I think we agree that these AES instructions don't fit into relaxed-simd, but we also don't have a SIMD 2.0 proposal. As concrete next step, we can approach this as a new feature and follow the process that we have in place for new features, starting with filing an issue on the design repository (I can also transfer this issue there).

It is up to interested participants to scope out the proposal: it could be a SIMD 2.0 proposal consisting of even more SIMD instructions, or it could be only AES instructions (as detailed here), or it could be a broader crypto instructions proposal. This will be driven by the proposal champion(s).

I can provide pointers and help guide the process if @MaxGraey (or anyone else) is willing to take this on.

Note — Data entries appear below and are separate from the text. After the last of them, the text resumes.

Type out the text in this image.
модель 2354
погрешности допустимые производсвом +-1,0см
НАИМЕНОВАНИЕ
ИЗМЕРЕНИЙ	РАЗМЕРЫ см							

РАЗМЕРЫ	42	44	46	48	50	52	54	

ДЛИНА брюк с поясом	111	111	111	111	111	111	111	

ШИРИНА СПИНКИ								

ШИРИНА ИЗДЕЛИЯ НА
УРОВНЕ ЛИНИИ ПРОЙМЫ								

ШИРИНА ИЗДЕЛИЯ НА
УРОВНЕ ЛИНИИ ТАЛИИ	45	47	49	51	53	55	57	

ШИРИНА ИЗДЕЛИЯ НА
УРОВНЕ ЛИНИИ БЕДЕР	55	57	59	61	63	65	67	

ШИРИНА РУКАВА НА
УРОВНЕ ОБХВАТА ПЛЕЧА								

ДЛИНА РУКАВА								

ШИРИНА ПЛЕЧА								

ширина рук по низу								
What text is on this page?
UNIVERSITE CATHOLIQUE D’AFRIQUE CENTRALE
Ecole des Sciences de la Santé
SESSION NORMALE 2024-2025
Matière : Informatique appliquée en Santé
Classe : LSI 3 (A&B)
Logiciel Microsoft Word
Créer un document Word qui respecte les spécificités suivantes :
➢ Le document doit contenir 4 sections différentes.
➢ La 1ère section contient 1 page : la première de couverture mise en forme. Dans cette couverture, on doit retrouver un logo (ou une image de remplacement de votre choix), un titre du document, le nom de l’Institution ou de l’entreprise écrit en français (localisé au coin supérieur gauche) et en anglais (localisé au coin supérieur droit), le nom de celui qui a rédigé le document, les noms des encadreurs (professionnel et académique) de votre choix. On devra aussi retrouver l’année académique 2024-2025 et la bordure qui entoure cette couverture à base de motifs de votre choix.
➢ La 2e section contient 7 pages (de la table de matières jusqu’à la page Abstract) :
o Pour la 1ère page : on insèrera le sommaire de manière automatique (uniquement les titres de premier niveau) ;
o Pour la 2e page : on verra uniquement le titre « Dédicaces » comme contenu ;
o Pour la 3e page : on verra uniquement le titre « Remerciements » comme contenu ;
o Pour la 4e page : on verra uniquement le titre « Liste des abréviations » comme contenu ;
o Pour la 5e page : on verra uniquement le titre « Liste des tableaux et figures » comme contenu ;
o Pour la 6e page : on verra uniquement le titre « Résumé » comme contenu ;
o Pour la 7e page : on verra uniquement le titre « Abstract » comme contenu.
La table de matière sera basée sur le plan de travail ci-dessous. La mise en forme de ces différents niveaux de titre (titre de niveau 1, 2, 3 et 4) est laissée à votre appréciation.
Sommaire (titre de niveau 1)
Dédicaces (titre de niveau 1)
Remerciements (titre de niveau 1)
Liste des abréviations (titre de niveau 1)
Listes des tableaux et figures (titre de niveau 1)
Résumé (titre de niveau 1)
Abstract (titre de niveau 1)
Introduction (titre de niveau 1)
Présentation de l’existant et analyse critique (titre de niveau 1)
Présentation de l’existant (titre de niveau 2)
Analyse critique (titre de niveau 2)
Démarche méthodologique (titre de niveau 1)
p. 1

Update: in the 2021-08-06 SIMD sync, we discussed a potential streamlined/lightweight process to make small changes to the spec, this is not confirmed yet, but could also work for AES (if/when it happens).

penzn commented 2 years ago

@MaxGraey, from discussion at the SIMD subgroup meeting, we should probably highlight some use cases for these instructions, then it can be taken to the CG.

MaxGraey commented 2 years ago

@penzn "What use cases are there?" point at the end takes some use cases. To summarize, these instructions are used mainly in two cases: to speed up AES encryption/decryption and to speed up сryptographic and non-сryptographic hash functions. Cryptographic hashes can often be used for databases and for very simple HashMap / HashSet containers with high resistance to HashDoS attacks.

penzn commented 2 years ago

Thanks @MaxGraey, to me this looks sufficient. @dtig, what do you think? Should we move the issue to design?

dtig commented 2 years ago

Thanks @penzn and @MaxGraey this sounds like a good start, I'll transfer this issue to the design repository as it is out of scope for relaxed-simd. Please note that a streamlined/lightweight process will still need a champion and satisfy the requirements outlined in the Phases document.